Você nunca ouviu a expressão “zé coió”? Ou “bocoió”. Você sabe o que são “coió”, “zé coió”, ou “bocoió”? Se nunca ouviu essa expressão, à sua infância faltou alguma coisa, qual seja a picardia, o sabor gostoso de “mangar”. Significam a mesma coisa: burro, tolo, idiota, abestado. Ou se lhe apraz ao intelecto, beócio, obtuso.

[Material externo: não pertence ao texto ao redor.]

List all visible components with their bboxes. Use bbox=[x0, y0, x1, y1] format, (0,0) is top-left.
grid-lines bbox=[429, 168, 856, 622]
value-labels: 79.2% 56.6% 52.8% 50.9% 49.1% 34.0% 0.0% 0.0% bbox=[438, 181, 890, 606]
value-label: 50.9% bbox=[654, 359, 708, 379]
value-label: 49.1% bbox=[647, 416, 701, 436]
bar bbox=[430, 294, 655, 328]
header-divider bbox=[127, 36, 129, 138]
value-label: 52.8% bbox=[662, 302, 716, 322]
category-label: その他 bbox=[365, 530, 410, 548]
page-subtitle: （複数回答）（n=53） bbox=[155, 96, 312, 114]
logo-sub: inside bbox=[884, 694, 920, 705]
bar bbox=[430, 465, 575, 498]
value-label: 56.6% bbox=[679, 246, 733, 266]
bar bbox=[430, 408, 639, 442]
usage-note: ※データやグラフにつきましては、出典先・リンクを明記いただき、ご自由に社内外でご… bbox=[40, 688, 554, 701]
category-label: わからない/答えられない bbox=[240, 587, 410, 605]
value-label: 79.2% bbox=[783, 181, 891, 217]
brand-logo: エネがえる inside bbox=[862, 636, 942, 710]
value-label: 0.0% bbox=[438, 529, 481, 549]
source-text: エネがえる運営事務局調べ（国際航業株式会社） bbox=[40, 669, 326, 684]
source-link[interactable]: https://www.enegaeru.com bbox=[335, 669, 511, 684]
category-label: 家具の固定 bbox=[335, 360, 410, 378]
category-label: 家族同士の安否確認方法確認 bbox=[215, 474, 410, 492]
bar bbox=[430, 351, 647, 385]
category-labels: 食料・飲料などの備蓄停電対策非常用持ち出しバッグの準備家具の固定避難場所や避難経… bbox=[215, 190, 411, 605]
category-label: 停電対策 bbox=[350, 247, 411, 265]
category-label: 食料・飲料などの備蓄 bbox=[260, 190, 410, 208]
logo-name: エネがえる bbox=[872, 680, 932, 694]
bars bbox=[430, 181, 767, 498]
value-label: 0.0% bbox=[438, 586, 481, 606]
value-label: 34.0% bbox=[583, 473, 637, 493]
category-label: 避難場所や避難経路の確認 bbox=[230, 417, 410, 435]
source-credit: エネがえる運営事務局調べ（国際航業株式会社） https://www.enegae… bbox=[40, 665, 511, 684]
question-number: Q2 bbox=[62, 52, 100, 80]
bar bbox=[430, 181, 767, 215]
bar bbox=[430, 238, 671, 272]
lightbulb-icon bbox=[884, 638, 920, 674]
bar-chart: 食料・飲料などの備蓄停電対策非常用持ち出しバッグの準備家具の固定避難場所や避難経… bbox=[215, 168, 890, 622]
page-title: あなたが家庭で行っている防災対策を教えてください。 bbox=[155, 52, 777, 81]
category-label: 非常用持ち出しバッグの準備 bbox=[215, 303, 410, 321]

Ouvindo o jornalista da Band, refleti que o malfadado prefeito tem triste razão. Não só os belo-horizontinos são “zés coiós”. Somos todos, os cidadãos brasileiros, sem tirar nem por. Ao menos na visão das nossas autoridades de qualquer dos entes e poderes da União. Já registrei antes que, igual aos imperadores da Roma clássica, os nossos políticos nos oferecem comida e diversão em épocas próprias do ano, enquanto eles sub-repticiamente praticam certos atos sem críticas e censuras. Nesses dias de copa mundial de futebol, em que os “zés coiós” estamos tão envolvidos com a nossa seleção que um chorinho do Neymar importa mais do que as solturas de corruptos pelo STF, mais uma presepada do governo Temer foi abençoada pela cambada se senadores dessa República agonizante: os nada provectos senhores aprovaram para diretor da ANS o sr. Rogério Scarabel Barbosa, anteriormente advogado de planos de saúde. De quebra, a ANS baixou resolução pela qual os novos segurados deverão pagar 40% dos procedimentos médicos a que forem submetidos. Com essas facilidades de domínio do órgão que deveria ser regulador em proteção aos consumidores, quem sabe os planos de saúde criarão novas dificuldades mesmo para os antigos segurados? Quem garante que não? Com a saúde pública abandonada e, por isso mesmo, quase imprestável ao cidadão, os planos cada vez mais mandam e desmandam nesse país de “zés coiós”. E olhem que nós temos ainda o Cade (Conselho Administrativo de Defesa Econômica) autarquia federal, à qual compete prevenir e reprimir os abusos do poder econômico.

Parodiando o grande Cícero. Até quando esses políticos abusarão da nossa paciência?